The exchange of letters between legislative leaders and Gov. Roy Cooper over the Atlantic Coast Pipeline continued Friday as lawmakers expressed exasperation with a response provided a day earlier by the governor’s chief of staff.

Rep. David Lewis, R-Harnett, and Sen. Bill Rabon, R-Brunswick, chairmen of the House and Senate rules committees, respectively, resubmitted questions to Chief of Staff Kristi Jones and added a few more. The lawmakers said Jones had failed to respond adequately to queries they posed Feb. 12 to Lee Lilley, Cooper’s legislative liaison.

“These are not difficult or complex questions, so hopefully, the third time will be the charm,” the letter said.

The agreement, signed Jan. 25 by Cooper attorney William McKinney, set the framework for a $57.8-million payment from the four utilities operating the Atlantic Coast Pipeline to an escrow fund controlled by Cooper.
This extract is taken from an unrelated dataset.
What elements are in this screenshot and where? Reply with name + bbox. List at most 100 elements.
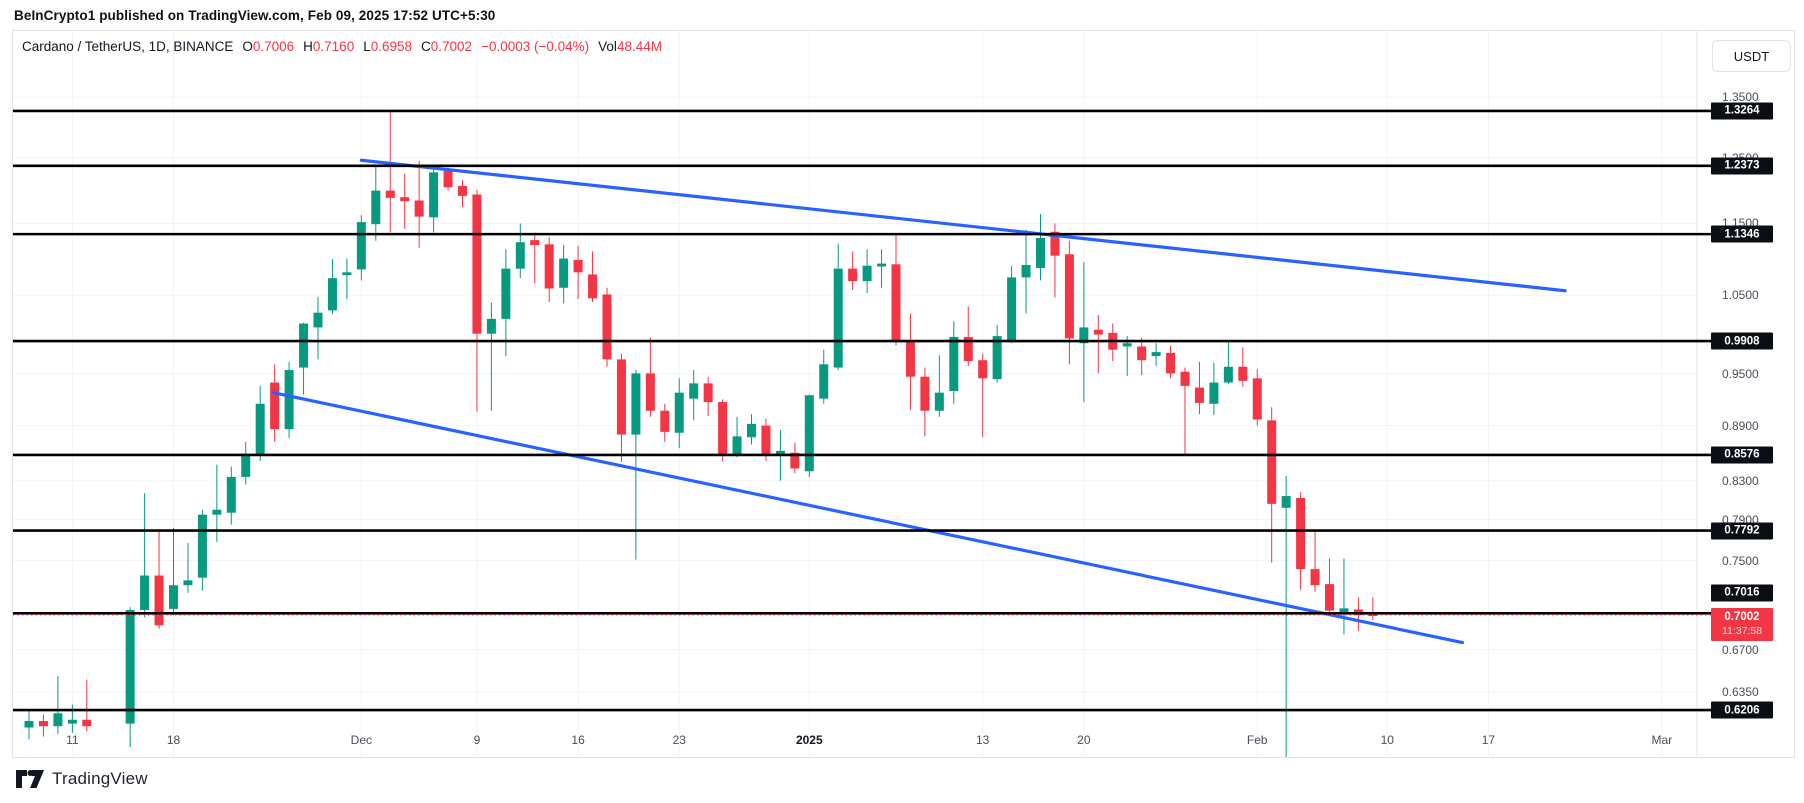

According to the deal, the fund would pay for environmental mitigation, economic development, and renewable energy projects in the eight counties affected by the massive natural gas pipeline.

But that agreement included few details. And it raised a host of questions from lawmakers, outside experts, and the media about a discretionary fund, controlled by the governor and handled outside the normal legislative spending process.

Lilley, a former lobbyist for pipeline operator Dominion Power, had faced a barrage of questions related to the pipeline deal during a Feb. 8 meeting of the House and Senate appropriations committees. Jones sent her response Thursday on Cooper’s behalf, largely restating positions he had offered piecemeal through spokesmen and in a Feb. 14 press conference.

Jones said the pipeline fund was not connected to the approval of permits for the pipeline. The fund wouldn’t be controlled by Cooper but instead administered by a board similar to the ones managing two other state grantmaking agencies, the Rural Infrastructure Authority and the Clean Water Management Trust Fund, she added. And, in a swipe at the legislature, she said the passage of House Bill 90, a measure diverting the $57.8-million offer from the pipeline to school districts in the affected counties, may wind up killing the agreement.

The General Assembly’s Friday reaction was pointed. The Lewis-Rabon letter broke out quotes from Jones’ letter that seemed to respond to individual questions and left others Jones did not address blank.

Then they posed seven new queries:

• Exactly when in 2017 did pipeline negotiations begin?

• How does Jones’ statement that Cooper was never expected to be in charge of the fund square with the clear language of the agreement, which places the governor or his proxies in control?

• Have the pipeline operators threatened to withdraw from the fund, or would Cooper get the money and choose not to spend it on poor, rural school districts?

• Why doesn’t the governor think boosting education spending in poor counties would eventually help economic development there?

• Did anyone connected to the governor or the executive branch ask Rep. Pricey Harrison, D-Guilford, to retract an earlier statement that the funding deal was connected to approving permits for the pipeline?

• Why did Cooper suggest the Rural Infrastructure Authority and the Clean Water Management Trust Fund as models to distribute the pipeline money when he has named both agencies in court filings as unconstitutional because they do not give the governor enough appointment powers?

• Who does Cooper expect to pay for the pipeline fund: shareholders or ratepayers? Lawmakers say he has suggested either may be on the hook.

The Lewis-Rabon letter demanded a full response no later than Monday, Feb. 19.